今回、思想・芸術部門の受賞者として選出されたのは、美術家のナリニ・マラニ。同賞においては「声なき者の声を届ける表現を開拓し、美術の『脱中心化』に非欧米圏から貢献した美術家」として評価され、受賞に至った。
マラニは1946年イギリス領インド帝国生まれ。翌年のインド・パキスタン分離独立時には家族とともに難民としてインドに逃れた経験を持つ。目に見えないものを可視化することに関心を寄せたマラニはムンバイで美術を学び、その後パリへと留学。

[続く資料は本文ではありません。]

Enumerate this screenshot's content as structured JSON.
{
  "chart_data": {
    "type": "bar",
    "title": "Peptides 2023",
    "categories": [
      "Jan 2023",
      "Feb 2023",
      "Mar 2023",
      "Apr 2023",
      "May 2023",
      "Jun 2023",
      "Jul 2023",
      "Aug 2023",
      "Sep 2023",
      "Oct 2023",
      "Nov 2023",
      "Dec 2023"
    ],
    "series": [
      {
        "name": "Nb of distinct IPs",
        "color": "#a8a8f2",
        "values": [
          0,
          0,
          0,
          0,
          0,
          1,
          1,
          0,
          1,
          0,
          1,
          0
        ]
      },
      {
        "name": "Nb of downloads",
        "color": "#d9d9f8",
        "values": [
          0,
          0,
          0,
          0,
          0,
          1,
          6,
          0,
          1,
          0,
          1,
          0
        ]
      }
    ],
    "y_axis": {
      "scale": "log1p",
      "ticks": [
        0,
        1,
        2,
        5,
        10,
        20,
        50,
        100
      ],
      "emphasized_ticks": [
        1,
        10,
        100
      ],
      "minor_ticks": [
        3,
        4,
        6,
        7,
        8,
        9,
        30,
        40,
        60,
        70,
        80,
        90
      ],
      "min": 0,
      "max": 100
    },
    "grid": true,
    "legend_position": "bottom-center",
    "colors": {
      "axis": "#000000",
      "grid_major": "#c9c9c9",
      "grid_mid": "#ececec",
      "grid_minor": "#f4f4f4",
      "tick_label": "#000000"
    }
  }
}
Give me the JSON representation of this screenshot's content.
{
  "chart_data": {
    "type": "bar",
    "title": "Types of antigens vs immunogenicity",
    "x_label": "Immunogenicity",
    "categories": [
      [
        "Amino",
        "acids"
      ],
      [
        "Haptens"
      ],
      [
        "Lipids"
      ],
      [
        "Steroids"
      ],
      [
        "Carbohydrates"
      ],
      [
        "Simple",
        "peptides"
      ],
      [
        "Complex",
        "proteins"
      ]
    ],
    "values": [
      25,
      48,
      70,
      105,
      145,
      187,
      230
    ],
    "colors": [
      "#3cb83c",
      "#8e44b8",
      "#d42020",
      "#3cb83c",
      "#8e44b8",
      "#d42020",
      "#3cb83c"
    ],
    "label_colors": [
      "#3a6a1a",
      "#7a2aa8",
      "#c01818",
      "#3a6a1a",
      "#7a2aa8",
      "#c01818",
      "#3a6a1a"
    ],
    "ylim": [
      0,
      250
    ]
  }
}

帰国後は外から祖国の現実を見る経験をもってして、宗教対立や差別などの問題を抱えるインド社会に向き合うべく、幅広い層の人々に訴える表現を模索。映像、絵画、素描、インスタレーションなど多様な媒体を用いた作品を発表してきた。出展経歴には、第52回ヴェネチア・ビエンナーレ(ヴェネチア、2007)、第13回ドクメンタ(カッセル、2012)、キラン・ナダール美術館
回顧展(ニューデリー、2014)、ポンピドゥー・センター、リヴォリ城現代美術館
回顧展(パリ、2017~18)、M+開館記念個展(香港、2021~22)などが挙げられる。
なお、今回の同賞における思想・芸術部門審査委員会には、逢坂惠理子(委員長、国立新美術館館長)、笠原美智子(公益財団法人石橋財団
アーティゾン美術館副館長)、蔵屋美香(横浜美術館館長)、島敦彦(国立国際美術館館長)、建畠晢(埼玉県立近代美術館館長)、西野嘉章(東京大学名誉教授)、松隈洋(神奈川大学建築学部教授)、松本透(長野県立美術館館長)らが参加。専門委員会には、西野嘉章(委員長、東京大学名誉教授)、五十嵐太郎(東北大学大学院工学研究科教授)、植松由佳(国立国際美術館学芸課長)、後小路雅弘(北九州市立美術館館長)、四方幸子(キュレーター、批評家)、橋本優子(宇都宮美術館学芸員)、三木あき子(ベネッセアートサイト直島インターナショナルアーティスティックディレクター )、鷲田めるろ(十和田市現代美術館館長)らが参加した。